Reported compensation was roughly €800 per month plus performance-based commissions, reflecting a salaried structure layered over incentives. Europol characterised the centres as "professionally set up and organised, resembling legitimate business structures featuring a clear division of roles and hierarchical management."
Modus operandi: fake platforms, retention agents, remote access, and a second scam
Victims were lured to counterfeit cryptocurrency investment platforms through advertisements on search engines and social media. Once engaged, they were assigned so-called "retention agents" who posed as professional brokers or investment advisers and managed victims' accounts. Those agents routinely used remote access software to control victims' devices and applied psychological pressure to coerce additional deposits.
According to the investigation, deposited funds were never invested. Instead, the money was channelled into an international money‑laundering scheme that routed illicit proceeds into accounts controlled by the network. Investigators also documented a secondary layer of fraud: criminals recontacted victims, offered to "recover" lost funds, and demanded a €500 entry fee to put money into cryptocurrency accounts — defrauding victims a second time.

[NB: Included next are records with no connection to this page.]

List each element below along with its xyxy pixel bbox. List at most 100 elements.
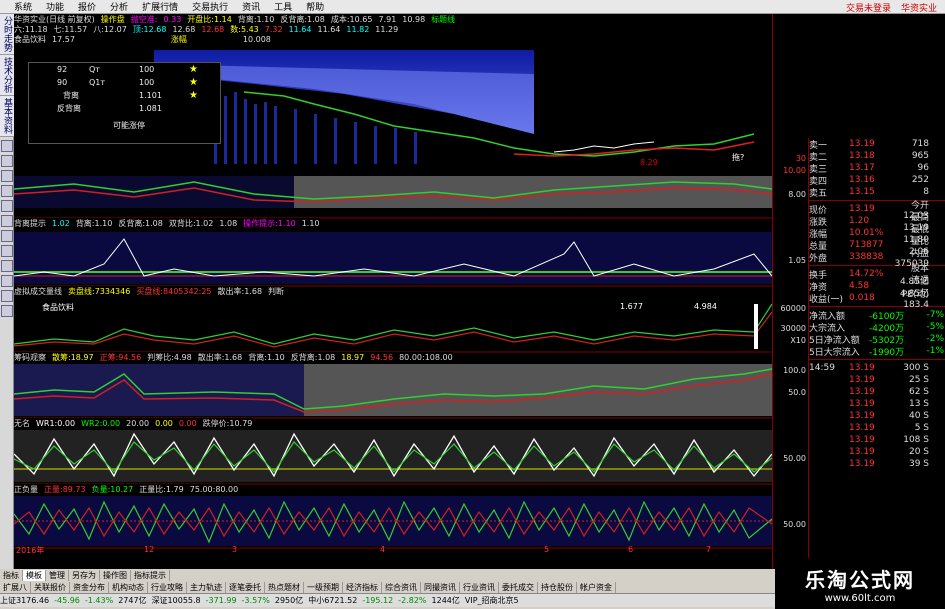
pane-value: 1.10: [301, 219, 320, 228]
menu-analysis[interactable]: 分析: [110, 0, 128, 13]
info-value: 1.101: [139, 91, 162, 100]
menu-tools[interactable]: 工具: [274, 0, 292, 13]
tool-icon[interactable]: [1, 215, 13, 227]
y-tick: 8.00: [788, 190, 806, 199]
tab-function[interactable]: 经济指标: [343, 581, 382, 593]
tab-function[interactable]: 一级预期: [304, 581, 343, 593]
tab-function[interactable]: 同撮资讯: [421, 581, 460, 593]
tab-function[interactable]: 关联报价: [31, 581, 70, 593]
index-sme[interactable]: 中小6721.52: [308, 595, 357, 606]
tab-function[interactable]: 热点题材: [265, 581, 304, 593]
tab-save-as[interactable]: 另存为: [69, 569, 100, 581]
indicator-header: 华资实业(日线 前复权) 操作盘 抛空准: 0.33 开盘比:1.14 背离:1…: [14, 14, 534, 44]
tool-icon[interactable]: [1, 170, 13, 182]
left-toolbar: 分时走势 技术分析 基本资料: [0, 14, 15, 584]
y-tick: 50.00: [783, 520, 806, 529]
trade-login-status[interactable]: 交易未登录: [846, 1, 891, 14]
index-sz[interactable]: 深证10055.8: [152, 595, 201, 606]
y-tick: 30000: [780, 324, 806, 333]
tool-icon[interactable]: [1, 245, 13, 257]
pane-value: 负量:10.27: [91, 485, 134, 494]
pane-value: 判筹比:4.98: [147, 353, 192, 362]
tool-icon[interactable]: [1, 275, 13, 287]
tab-function[interactable]: 委托成交: [499, 581, 538, 593]
index-sh[interactable]: 上证3176.46: [0, 595, 49, 606]
tab-function[interactable]: 扩展八: [0, 581, 31, 593]
x-tick: 4: [380, 545, 386, 554]
stock-name-label: 华资实业: [900, 4, 937, 14]
menu-bar: 系统 功能 报价 分析 扩展行情 交易执行 资讯 工具 帮助 交易未登录 华资实…: [0, 0, 945, 14]
tab-function[interactable]: 行业资讯: [460, 581, 499, 593]
tab-function[interactable]: 持仓股份: [538, 581, 577, 593]
menu-function[interactable]: 功能: [46, 0, 64, 13]
indicator-value: 七:11.57: [53, 24, 88, 34]
pane-value: 反背离:1.08: [118, 219, 163, 228]
index-amount: 2747亿: [118, 596, 147, 605]
tab-intraday[interactable]: 分时走势: [0, 14, 15, 55]
tick-row: 13.19 20 S: [849, 447, 929, 457]
tab-operation-chart[interactable]: 操作图: [100, 569, 131, 581]
indicator-value: 11.64: [317, 24, 341, 34]
indicator-value: 12.68: [201, 24, 225, 34]
y-tick: 1.05: [788, 256, 806, 265]
pane4-title: 筹码观察 散筹:18.97 正筹:94.56 判筹比:4.98 散出率:1.68…: [14, 352, 453, 363]
y-tick: 60000: [780, 304, 806, 313]
tab-function[interactable]: 机构动态: [109, 581, 148, 593]
menu-quote[interactable]: 报价: [78, 0, 96, 13]
indicator-value: 成本:10.65: [330, 14, 373, 24]
tab-function[interactable]: 行业攻略: [148, 581, 187, 593]
index-amount: 2950亿: [274, 596, 304, 605]
pane-value: 80.00:108.00: [399, 353, 453, 362]
ask-row: 卖三 13.17 96: [809, 163, 929, 175]
tick-row: 13.19 108 S: [849, 435, 929, 445]
menu-help[interactable]: 帮助: [306, 0, 324, 13]
tool-icon[interactable]: [1, 290, 13, 302]
indicator-value: 顶:12.68: [132, 24, 167, 34]
tab-fundamentals[interactable]: 基本资料: [0, 96, 15, 137]
tick-row: 13.19 13 S: [849, 399, 929, 409]
tab-function[interactable]: 综合资讯: [382, 581, 421, 593]
indicator-value: 7.32: [264, 24, 283, 34]
tab-function[interactable]: 资金分布: [70, 581, 109, 593]
info-value: 1.081: [139, 104, 162, 113]
indicator-value: 12.68: [172, 24, 196, 34]
tool-icon[interactable]: [1, 140, 13, 152]
sector-label: 食品饮料: [42, 303, 74, 312]
tool-icon[interactable]: [1, 155, 13, 167]
indicator-value: 11.64: [288, 24, 312, 34]
y-tick: X10: [790, 336, 806, 345]
logo-title: 乐淘公式网: [805, 567, 915, 592]
menu-trade[interactable]: 交易执行: [192, 0, 228, 13]
tab-function[interactable]: 逐笔委托: [226, 581, 265, 593]
y-tick: 30: [795, 154, 806, 163]
tab-technical[interactable]: 技术分析: [0, 55, 15, 96]
tool-icon[interactable]: [1, 260, 13, 272]
pane-label: 无名: [14, 419, 30, 428]
tick-row: 14:59 13.19 300 S: [809, 363, 929, 373]
flow-row: 5日大宗流入 -1990万 -1%: [809, 346, 944, 358]
pane-value: 0.00: [178, 419, 197, 428]
tab-function[interactable]: 主力轨迹: [187, 581, 226, 593]
info-label: Q1т: [89, 78, 106, 87]
tool-icon[interactable]: [1, 230, 13, 242]
tab-manage[interactable]: 管理: [46, 569, 69, 581]
pane-value: 背离:1.10: [248, 353, 285, 362]
server-label[interactable]: VIP_招商北京5: [465, 595, 519, 606]
menu-ext-market[interactable]: 扩展行情: [142, 0, 178, 13]
indicator-value: 11.29: [375, 24, 399, 34]
tool-icon[interactable]: [1, 185, 13, 197]
tab-function[interactable]: 帐户资金: [577, 581, 616, 593]
pane6-title: 正负量 正量:89.73 负量:10.27 正量比:1.79 75.00:80.…: [14, 484, 239, 495]
tool-icon[interactable]: [1, 305, 13, 317]
info-value: 90: [57, 78, 68, 87]
tab-indicator-hint[interactable]: 指标提示: [131, 569, 170, 581]
tick-row: 13.19 39 S: [849, 459, 929, 469]
x-tick: 7: [706, 545, 712, 554]
pane-value: 1.08: [219, 219, 238, 228]
menu-news[interactable]: 资讯: [242, 0, 260, 13]
tab-indicator[interactable]: 指标: [0, 569, 23, 581]
menu-system[interactable]: 系统: [14, 0, 32, 13]
tool-icon[interactable]: [1, 200, 13, 212]
tab-template[interactable]: 模板: [23, 569, 46, 581]
pane-label: 虚拟成交量线: [14, 287, 62, 296]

Cross-border reach and precedent: where this fits in a pattern of large takedowns
The case is the latest in a sequence of European operations targeting large call-centre investment frauds. The source traces earlier actions: a March 2022 shutdown of a call-centre investment fraud network that employed 200 "traders" and stole at least €3 million per month; multiple takedowns last year of call centres across Europe linked to losses of millions of euros; a May operation that shuttered 12 fraud call centres tied to thousands of daily scam calls; and a recent July action in Spain that dismantled a ring alleged to have laundered over €460 million stolen from more than 5,000 victims, followed one week later by another large-scale takedown connected to more than €10 million in cumulative damages.
What this means for technologists, policymakers, and victims
- Technologists and security teams: The large volume of seized devices — 443 computers, 238 phones, 6 laptops, and multiple storage media — will be central to forensic work. Analysts will look for the remote access tools used to control victim devices, the infrastructure behind the fake platforms, and traces of the money‑laundering chain recorded in logs and account records.
- Policymakers and cross-border law enforcement: The investigation underlines the role of transnational coordination; the operation involved Austrian and Albanian authorities with Europol and Eurojust support, and victims were identified in multiple European states plus Canada and the United Kingdom. That geographic spread highlights legal and operational dependencies across jurisdictions when dismantling complex, multilingual fraud rings.
- Victims and consumer protection groups: The scheme's two-tiered approach — initial investment fraud followed by a recovery scam requiring a €500 deposit — illustrates the risk of repeat victimisation. Reported victim locations include Italy, Germany, Greece, Spain, Canada, and the United Kingdom, signalling a broad pool of targets reached by multilingual ad campaigns and phone operations.
The arrests and seizures on April 17 mark a concrete disruption of a large, structured criminal enterprise that simulated legitimate employment and financial services. With nearly €900,000 in cash and hundreds of devices now in evidence, investigators have tangible leads for tracing the flows of illicit funds and the technical components that enabled the scams. How quickly prosecutors across the affected jurisdictions can convert forensic findings into charges and asset recovery will determine how much of the estimated EUR 50 million in losses can be remedied.